There are many more stories which show, like this one, that the folk-tale is the natural accompaniment of folk-life, reflecting all its phases from day to day. Nor has the folk-tale ceased entirely out of the land. It lives on in the satirical picture-stories of Punch, it has its full development in the ethical novel of writers like George Eliot. And any one who has ears to hear can learn that the spirit of folk-lore is still vigorous among the folk. All that is wanted is a little guidance to call that spirit into renewed activity. Shall that guidance be lacking? Philosophy after philosophy rises and passes away, leaving no mark behind it; our moralists are discussing—and seem likely to go on discussing—whether or not we ought to be moral; but no one marks that the ancient tales which kept the morals of the folk sweet and pure are passing away, and that new ones are not filling up their place. Non oportet, fratres mei, haec ita fieri.

  1. Extract from a letter from Professor Hall to me.
  2. "Unter umständen," says the narrator, "können die spinnenmadamen alt, ja, uralt werden." Possibly!
  3. Erziehung der Gegenwart, April, 1883, p. 8.
  4. The story, as given in Gonzenbach's Siciliänische Märchen (No. 81)—the only version I have at hand—is that of a youth, who leaves his widowed mother, and takes service abroad with a Cardinal. At the end of his service, he pays back all his wages to his master for the three pieces of advice mentioned above. By keeping the high road he escapes the clutches of a band of highwaymen who infest the byways and short cuts. By holding his tongue he escapes being murdered by an eccentric host, who amuses himself by shortening the career of over-curious guests. By thinking twice before acting once he himself escapes the guilt of murder; for as he comes home he sees a strange man standing on the mother's doorstep where he ought not. The son's first thought is to slay the intruder, but, happily deferring the deed till the morning, it is discovered that the two are brothers.

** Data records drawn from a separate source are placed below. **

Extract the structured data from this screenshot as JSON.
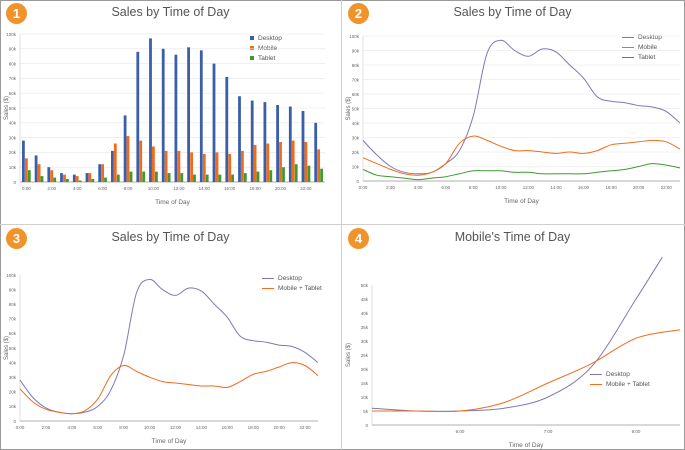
{
  "badges": [
    "1",
    "2",
    "3",
    "4"
  ],
  "colors": {
    "desktop": "#3a5fa8",
    "mobile": "#ef6c1d",
    "tablet": "#3e9a2e",
    "desktop_line": "#7a7ab8"
  },
  "chart_data": [
    {
      "type": "bar",
      "title": "Sales by Time of Day",
      "xlabel": "Time of Day",
      "ylabel": "Sales ($)",
      "ylim": [
        0,
        100000
      ],
      "yticks": [
        "0",
        "10k",
        "20k",
        "30k",
        "40k",
        "50k",
        "60k",
        "70k",
        "80k",
        "90k",
        "100k"
      ],
      "xticks": [
        "0:00",
        "2:00",
        "4:00",
        "6:00",
        "8:00",
        "10:00",
        "12:00",
        "14:00",
        "16:00",
        "18:00",
        "20:00",
        "22:00"
      ],
      "legend_position": "top-right",
      "grid": true,
      "categories": [
        "0",
        "1",
        "2",
        "3",
        "4",
        "5",
        "6",
        "7",
        "8",
        "9",
        "10",
        "11",
        "12",
        "13",
        "14",
        "15",
        "16",
        "17",
        "18",
        "19",
        "20",
        "21",
        "22",
        "23"
      ],
      "series": [
        {
          "name": "Desktop",
          "values": [
            28000,
            18000,
            10000,
            6000,
            5000,
            6000,
            12000,
            21000,
            45000,
            88000,
            97000,
            90000,
            86000,
            91000,
            89000,
            80000,
            71000,
            58000,
            55000,
            54000,
            52000,
            51000,
            48000,
            40000
          ]
        },
        {
          "name": "Mobile",
          "values": [
            16000,
            12000,
            8000,
            5000,
            4000,
            6000,
            12000,
            26000,
            31000,
            28000,
            24000,
            21000,
            21000,
            20000,
            19000,
            20000,
            19000,
            21000,
            25000,
            26000,
            27000,
            28000,
            27000,
            22000
          ]
        },
        {
          "name": "Tablet",
          "values": [
            8000,
            4000,
            3000,
            2000,
            1000,
            2000,
            3000,
            5000,
            7000,
            7000,
            7000,
            6000,
            6000,
            5000,
            5000,
            5000,
            5000,
            6000,
            7000,
            8000,
            10000,
            12000,
            11000,
            9000
          ]
        }
      ]
    },
    {
      "type": "line",
      "title": "Sales by Time of Day",
      "xlabel": "Time of Day",
      "ylabel": "Sales ($)",
      "ylim": [
        0,
        100000
      ],
      "yticks": [
        "0",
        "10k",
        "20k",
        "30k",
        "40k",
        "50k",
        "60k",
        "70k",
        "80k",
        "90k",
        "100k"
      ],
      "xticks": [
        "0:00",
        "2:00",
        "4:00",
        "6:00",
        "8:00",
        "10:00",
        "12:00",
        "14:00",
        "16:00",
        "18:00",
        "20:00",
        "22:00"
      ],
      "legend_position": "top-right",
      "grid": true,
      "x": [
        0,
        1,
        2,
        3,
        4,
        5,
        6,
        7,
        8,
        9,
        10,
        11,
        12,
        13,
        14,
        15,
        16,
        17,
        18,
        19,
        20,
        21,
        22,
        23
      ],
      "series": [
        {
          "name": "Desktop",
          "values": [
            28000,
            18000,
            10000,
            6000,
            5000,
            6000,
            12000,
            21000,
            45000,
            88000,
            97000,
            90000,
            86000,
            91000,
            89000,
            80000,
            71000,
            58000,
            55000,
            54000,
            52000,
            51000,
            48000,
            40000
          ]
        },
        {
          "name": "Mobile",
          "values": [
            16000,
            12000,
            8000,
            5000,
            4000,
            6000,
            12000,
            26000,
            31000,
            28000,
            24000,
            21000,
            21000,
            20000,
            19000,
            20000,
            19000,
            21000,
            25000,
            26000,
            27000,
            28000,
            27000,
            22000
          ]
        },
        {
          "name": "Tablet",
          "values": [
            8000,
            4000,
            3000,
            2000,
            1000,
            2000,
            3000,
            5000,
            7000,
            7000,
            7000,
            6000,
            6000,
            5000,
            5000,
            5000,
            5000,
            6000,
            7000,
            8000,
            10000,
            12000,
            11000,
            9000
          ]
        }
      ]
    },
    {
      "type": "line",
      "title": "Sales by Time of Day",
      "xlabel": "Time of Day",
      "ylabel": "Sales ($)",
      "ylim": [
        0,
        100000
      ],
      "yticks": [
        "0",
        "10k",
        "20k",
        "30k",
        "40k",
        "50k",
        "60k",
        "70k",
        "80k",
        "90k",
        "100k"
      ],
      "xticks": [
        "0:00",
        "2:00",
        "4:00",
        "6:00",
        "8:00",
        "10:00",
        "12:00",
        "14:00",
        "16:00",
        "18:00",
        "20:00",
        "22:00"
      ],
      "legend_position": "top-right",
      "grid": false,
      "x": [
        0,
        1,
        2,
        3,
        4,
        5,
        6,
        7,
        8,
        9,
        10,
        11,
        12,
        13,
        14,
        15,
        16,
        17,
        18,
        19,
        20,
        21,
        22,
        23
      ],
      "series": [
        {
          "name": "Desktop",
          "values": [
            28000,
            16000,
            9000,
            6000,
            5000,
            6000,
            10000,
            21000,
            45000,
            88000,
            97000,
            90000,
            86000,
            91000,
            89000,
            80000,
            71000,
            58000,
            55000,
            54000,
            52000,
            51000,
            47000,
            40000
          ]
        },
        {
          "name": "Mobile + Tablet",
          "values": [
            22000,
            13000,
            8000,
            6000,
            5000,
            7000,
            15000,
            31000,
            38000,
            34000,
            30000,
            27000,
            26000,
            25000,
            24000,
            24000,
            23000,
            27000,
            32000,
            34000,
            37000,
            40000,
            38000,
            31000
          ]
        }
      ]
    },
    {
      "type": "line",
      "title": "Mobile's Time of Day",
      "xlabel": "Time of Day",
      "ylabel": "Sales ($)",
      "ylim": [
        0,
        50000
      ],
      "xlim": [
        5,
        8.5
      ],
      "yticks": [
        "0",
        "5k",
        "10k",
        "15k",
        "20k",
        "25k",
        "30k",
        "35k",
        "40k",
        "45k",
        "50k"
      ],
      "xticks": [
        "6:00",
        "7:00",
        "8:00"
      ],
      "xtick_values": [
        6,
        7,
        8
      ],
      "legend_position": "bottom-right",
      "grid": false,
      "series": [
        {
          "name": "Desktop",
          "x": [
            5,
            5.5,
            6,
            6.5,
            7,
            7.5,
            8,
            8.3
          ],
          "values": [
            6000,
            5000,
            5000,
            6000,
            10000,
            21000,
            45000,
            60000
          ]
        },
        {
          "name": "Mobile + Tablet",
          "x": [
            5,
            5.5,
            6,
            6.5,
            7,
            7.5,
            8,
            8.5
          ],
          "values": [
            5000,
            5000,
            5000,
            8000,
            15000,
            22000,
            31000,
            34000
          ]
        }
      ]
    }
  ]
}
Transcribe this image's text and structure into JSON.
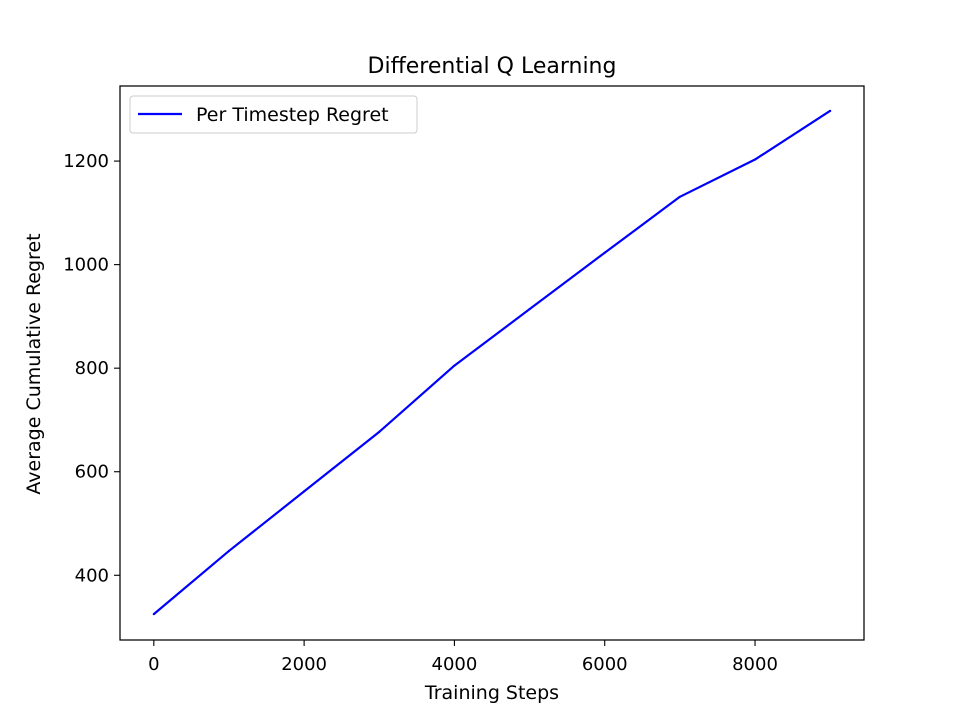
{
  "chart_data": {
    "type": "line",
    "title": "Differential Q Learning",
    "xlabel": "Training Steps",
    "ylabel": "Average Cumulative Regret",
    "xlim": [
      -450,
      9450
    ],
    "ylim": [
      275,
      1345
    ],
    "xticks": [
      0,
      2000,
      4000,
      6000,
      8000
    ],
    "yticks": [
      400,
      600,
      800,
      1000,
      1200
    ],
    "xtick_labels": [
      "0",
      "2000",
      "4000",
      "6000",
      "8000"
    ],
    "ytick_labels": [
      "400",
      "600",
      "800",
      "1000",
      "1200"
    ],
    "grid": false,
    "legend_position": "top-left",
    "series": [
      {
        "name": "Per Timestep Regret",
        "color": "#0000ff",
        "x": [
          0,
          1000,
          2000,
          3000,
          4000,
          5000,
          6000,
          7000,
          8000,
          9000
        ],
        "y": [
          325,
          447,
          562,
          677,
          805,
          914,
          1023,
          1131,
          1203,
          1297
        ]
      }
    ]
  }
}
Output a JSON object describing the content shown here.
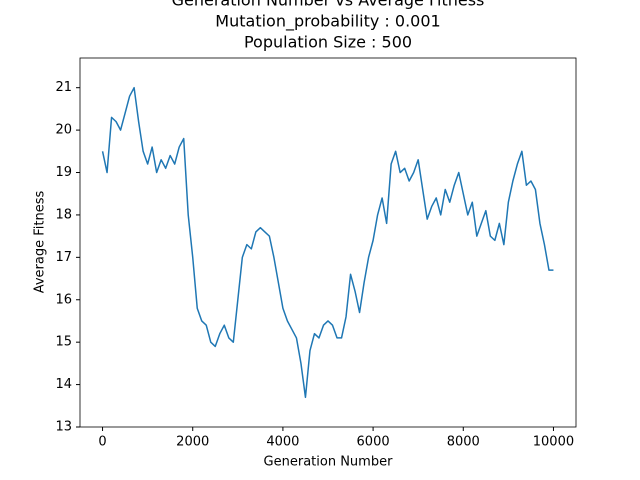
{
  "chart_data": {
    "type": "line",
    "title": "Generation Number vs Average Fitness",
    "subtitle": [
      "Mutation_probability : 0.001",
      "Population Size : 500"
    ],
    "x_label": "Generation Number",
    "y_label": "Average Fitness",
    "color": "#1f77b4",
    "x": [
      0,
      100,
      200,
      300,
      400,
      500,
      600,
      700,
      800,
      900,
      1000,
      1100,
      1200,
      1300,
      1400,
      1500,
      1600,
      1700,
      1800,
      1900,
      2000,
      2100,
      2200,
      2300,
      2400,
      2500,
      2600,
      2700,
      2800,
      2900,
      3000,
      3100,
      3200,
      3300,
      3400,
      3500,
      3600,
      3700,
      3800,
      3900,
      4000,
      4100,
      4200,
      4300,
      4400,
      4500,
      4600,
      4700,
      4800,
      4900,
      5000,
      5100,
      5200,
      5300,
      5400,
      5500,
      5600,
      5700,
      5800,
      5900,
      6000,
      6100,
      6200,
      6300,
      6400,
      6500,
      6600,
      6700,
      6800,
      6900,
      7000,
      7100,
      7200,
      7300,
      7400,
      7500,
      7600,
      7700,
      7800,
      7900,
      8000,
      8100,
      8200,
      8300,
      8400,
      8500,
      8600,
      8700,
      8800,
      8900,
      9000,
      9100,
      9200,
      9300,
      9400,
      9500,
      9600,
      9700,
      9800,
      9900,
      10000
    ],
    "values": [
      19.5,
      19.0,
      20.3,
      20.2,
      20.0,
      20.4,
      20.8,
      21.0,
      20.2,
      19.5,
      19.2,
      19.6,
      19.0,
      19.3,
      19.1,
      19.4,
      19.2,
      19.6,
      19.8,
      18.0,
      17.0,
      15.8,
      15.5,
      15.4,
      15.0,
      14.9,
      15.2,
      15.4,
      15.1,
      15.0,
      16.0,
      17.0,
      17.3,
      17.2,
      17.6,
      17.7,
      17.6,
      17.5,
      17.0,
      16.4,
      15.8,
      15.5,
      15.3,
      15.1,
      14.5,
      13.7,
      14.8,
      15.2,
      15.1,
      15.4,
      15.5,
      15.4,
      15.1,
      15.1,
      15.6,
      16.6,
      16.2,
      15.7,
      16.4,
      17.0,
      17.4,
      18.0,
      18.4,
      17.8,
      19.2,
      19.5,
      19.0,
      19.1,
      18.8,
      19.0,
      19.3,
      18.6,
      17.9,
      18.2,
      18.4,
      18.0,
      18.6,
      18.3,
      18.7,
      19.0,
      18.5,
      18.0,
      18.3,
      17.5,
      17.8,
      18.1,
      17.5,
      17.4,
      17.8,
      17.3,
      18.3,
      18.8,
      19.2,
      19.5,
      18.7,
      18.8,
      18.6,
      17.8,
      17.3,
      16.7,
      16.7
    ],
    "xlim": [
      -500,
      10500
    ],
    "xticks": [
      0,
      2000,
      4000,
      6000,
      8000,
      10000
    ],
    "ylim": [
      13.0,
      21.7
    ],
    "yticks": [
      13,
      14,
      15,
      16,
      17,
      18,
      19,
      20,
      21
    ]
  }
}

  5. It is curious that this point is entirely overlooked by those Sanskritists who accuse anthropologists of neglecting the study of the Vedas. Yet every page of the translations of the Vedas shows that Sanskritists are not at one with themselves as to the mental characteristics of the poets they are translating. Prof. Max Müller states the difficulty very fairly in his note on R.V. i. 64, ii. (R. V. translated, vol. i. p. 93), where he decides to translate "the boys of Dyu: the bulls of Dyu." But, as Prof. Ludwig translates without personification, we may conclude that he does not accept the eminent Oxford scholar's reasoning. Both translations are equally grammatical, so that the question is a purely psychological one; and until Sanskritists settle it, and declare which translation they will abide by, it is impossible for non-Sanskritists to attempt to use the Vedas.
  6. E. Ray Lankester, Degeneration, p. 20 et seqq.; Spencer, Principles of Sociology, vol. i. pp. 102, 103, where the parallel is worked out in detail.
  7. Italics represent the children's own words.
  8. Gomme, Vill. Comm. in Municipal Institutions, Archaeologia, vol. xlvi. p. 412. For the keeper of the crops in England cf . Gomme, Index of Municipal Offices, p. 31; in India, Campbell, Modern India, p. 84; Tupper, Punjab Customary Law, vol. iii. p. 145. The spreading of a villager's share over the sections of the village land is a familiar feature of communal economy. On the entire question of the relation of folk-tales to popular morality I may refer to my Early Hebrew Life, p. 8l, et seqq.